Susannah Cahalan: And I believe, this is conjecture, but I believe that’s where science got their knowledge about this and said to him, make this into a study, add some other people into this, and we’ll publish this. That’s my theory. And I think he had a harder time convincing people to get to do that than he thought he would. And I think kind of it was down to the wire, and he was putting a lot of pressure. Harry remembers that he was putting a lot of pressure on the students to take part in the study, and people really didn’t want a lot to do with it. And I think he was kind of back against the wall and either he delivered or he didn’t. 

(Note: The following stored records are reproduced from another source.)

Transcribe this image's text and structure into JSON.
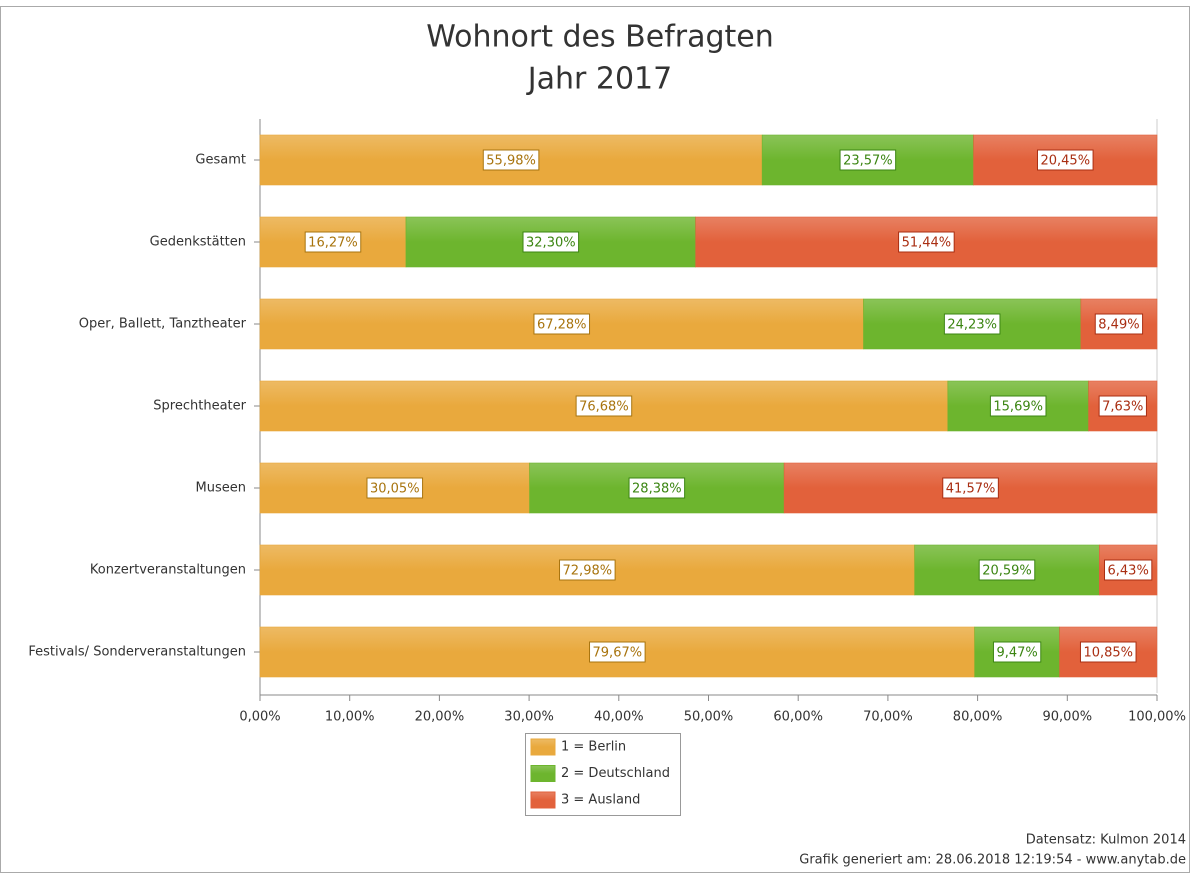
{
  "chart_data": {
    "type": "stacked_barh",
    "title": "Wohnort des Befragten",
    "subtitle": "Jahr 2017",
    "categories": [
      "Gesamt",
      "Gedenkstätten",
      "Oper, Ballett, Tanztheater",
      "Sprechtheater",
      "Museen",
      "Konzertveranstaltungen",
      "Festivals/ Sonderveranstaltungen"
    ],
    "series": [
      {
        "name": "1 = Berlin",
        "color": "#e9a93d",
        "label_color": "#a8740e",
        "values": [
          55.98,
          16.27,
          67.28,
          76.68,
          30.05,
          72.98,
          79.67
        ],
        "value_labels": [
          "55,98%",
          "16,27%",
          "67,28%",
          "76,68%",
          "30,05%",
          "72,98%",
          "79,67%"
        ]
      },
      {
        "name": "2 = Deutschland",
        "color": "#6db52e",
        "label_color": "#3b8512",
        "values": [
          23.57,
          32.3,
          24.23,
          15.69,
          28.38,
          20.59,
          9.47
        ],
        "value_labels": [
          "23,57%",
          "32,30%",
          "24,23%",
          "15,69%",
          "28,38%",
          "20,59%",
          "9,47%"
        ]
      },
      {
        "name": "3 = Ausland",
        "color": "#e2613b",
        "label_color": "#a92e12",
        "values": [
          20.45,
          51.44,
          8.49,
          7.63,
          41.57,
          6.43,
          10.85
        ],
        "value_labels": [
          "20,45%",
          "51,44%",
          "8,49%",
          "7,63%",
          "41,57%",
          "6,43%",
          "10,85%"
        ]
      }
    ],
    "xlim": [
      0,
      100
    ],
    "xticks": [
      {
        "value": 0,
        "label": "0,00%"
      },
      {
        "value": 10,
        "label": "10,00%"
      },
      {
        "value": 20,
        "label": "20,00%"
      },
      {
        "value": 30,
        "label": "30,00%"
      },
      {
        "value": 40,
        "label": "40,00%"
      },
      {
        "value": 50,
        "label": "50,00%"
      },
      {
        "value": 60,
        "label": "60,00%"
      },
      {
        "value": 70,
        "label": "70,00%"
      },
      {
        "value": 80,
        "label": "80,00%"
      },
      {
        "value": 90,
        "label": "90,00%"
      },
      {
        "value": 100,
        "label": "100,00%"
      }
    ],
    "legend": "bottom",
    "footer": [
      "Datensatz: Kulmon 2014",
      "Grafik generiert am: 28.06.2018 12:19:54 - www.anytab.de"
    ]
  }
}
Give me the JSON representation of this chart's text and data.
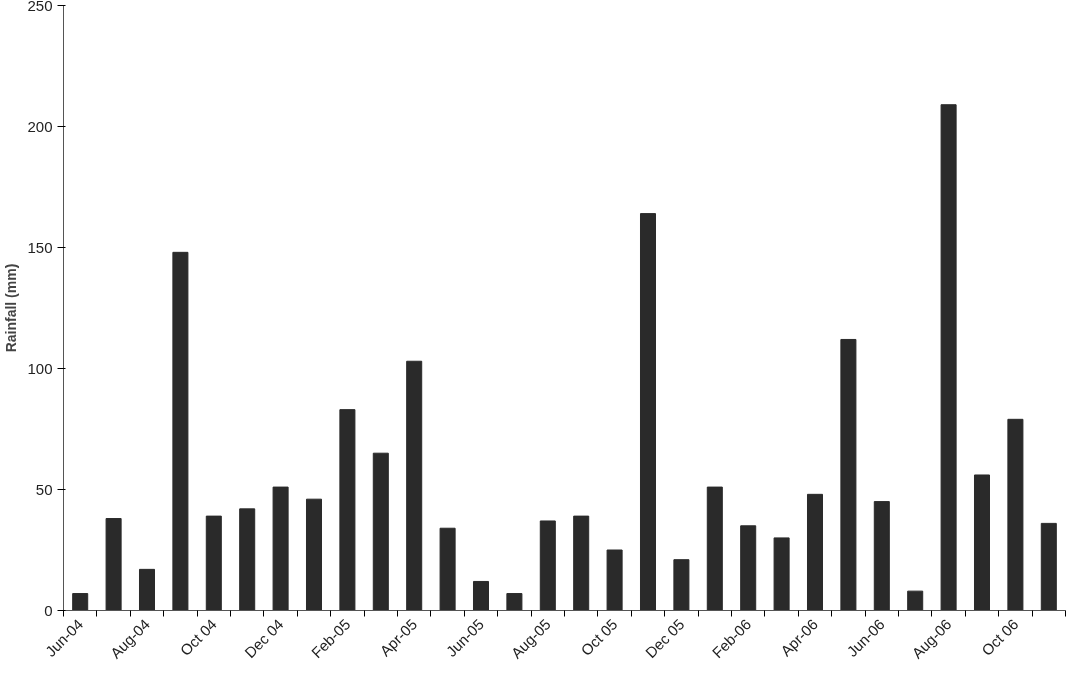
{
  "chart_data": {
    "type": "bar",
    "ylabel": "Rainfall (mm)",
    "categories": [
      "Jun-04",
      null,
      "Aug-04",
      null,
      "Oct 04",
      null,
      "Dec 04",
      null,
      "Feb-05",
      null,
      "Apr-05",
      null,
      "Jun-05",
      null,
      "Aug-05",
      null,
      "Oct 05",
      null,
      "Dec 05",
      null,
      "Feb-06",
      null,
      "Apr-06",
      null,
      "Jun-06",
      null,
      "Aug-06",
      null,
      "Oct 06",
      null
    ],
    "values": [
      7,
      38,
      17,
      148,
      39,
      42,
      51,
      46,
      83,
      65,
      103,
      34,
      12,
      7,
      37,
      39,
      25,
      164,
      21,
      51,
      35,
      30,
      48,
      112,
      45,
      8,
      209,
      56,
      79,
      36
    ],
    "color": "#2a2a2a",
    "ylim": [
      0,
      250
    ],
    "yticks": [
      0,
      50,
      100,
      150,
      200,
      250
    ],
    "grid": false
  }
}
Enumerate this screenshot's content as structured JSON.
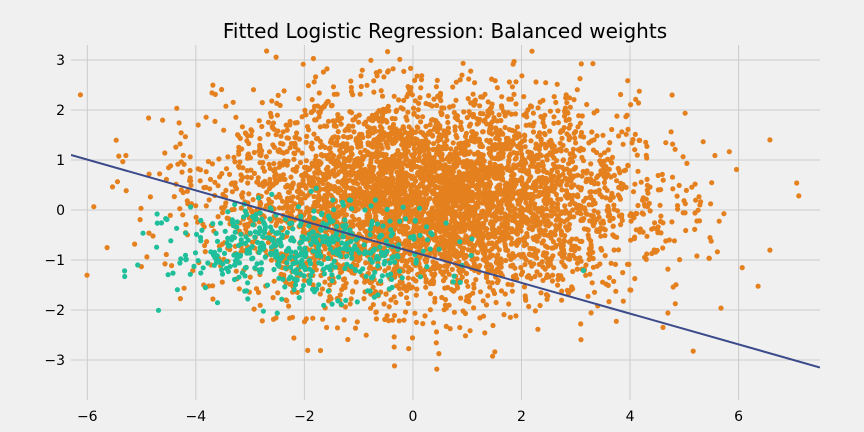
{
  "chart_data": {
    "type": "scatter",
    "title": "Fitted Logistic Regression: Balanced weights",
    "xlabel": "",
    "ylabel": "",
    "xlim": [
      -6.3,
      7.5
    ],
    "ylim": [
      -3.8,
      3.3
    ],
    "x_ticks": [
      -6,
      -4,
      -2,
      0,
      2,
      4,
      6
    ],
    "y_ticks": [
      -3,
      -2,
      -1,
      0,
      1,
      2,
      3
    ],
    "grid": true,
    "legend": "none",
    "colors": {
      "background": "#f0f0f0",
      "grid": "#cbcbcb",
      "majority_points": "#e5801f",
      "minority_points": "#1ebf9a",
      "decision_line": "#3b4a8a"
    },
    "series": [
      {
        "kind": "scatter",
        "color_key": "majority_points",
        "approx_count": 5000,
        "center": [
          0.3,
          0.2
        ],
        "spread": [
          1.9,
          1.0
        ]
      },
      {
        "kind": "scatter",
        "color_key": "minority_points",
        "approx_count": 500,
        "center": [
          -2.0,
          -0.8
        ],
        "spread": [
          1.2,
          0.45
        ]
      },
      {
        "kind": "line",
        "color_key": "decision_line",
        "points": [
          [
            -6.3,
            1.1
          ],
          [
            7.5,
            -3.15
          ]
        ]
      }
    ]
  }
}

Alexis Pedrick: After the Science article came out, Rosenhan got offered a book deal. 

Susannah Cahalan: The big book was the next step to really cement your legacy. He got a deal. He paid part of his advance. And he never delivered the book. So I had the book. It was almost, I would say, three quarters the way done, maybe, maybe a little bit less. 

Alexis Pedrick: It was here, in the unfinished book, where Susannah found all the details about the other pseudopatients. 

Susannah Cahalan: Now this is an interesting part. So the detailed notes seemed to come while he was writing the book. 

Alexis Pedrick: That is, after the study came out.

Susannah Cahalan: Interestingly, the other pseudopatients, though there were tons of details, all of them felt off. It didn’t feel real. The parts that felt real really were David’s own experience. That was really kind of jumped off the page and, and really kind of shined, but the rest just really did not make much sense.

Alexis Pedrick: One of the pseudopatients was described as a famous abstract painter, the only one admitted to a private psychiatric facility. But Susannah started pulling one thread from Rosenhan’s notes about her, and it quickly came apart. First, Rosenhan claimed that he paid for the stay himself, but she was supposedly there for 53 days, which would have been extremely expensive.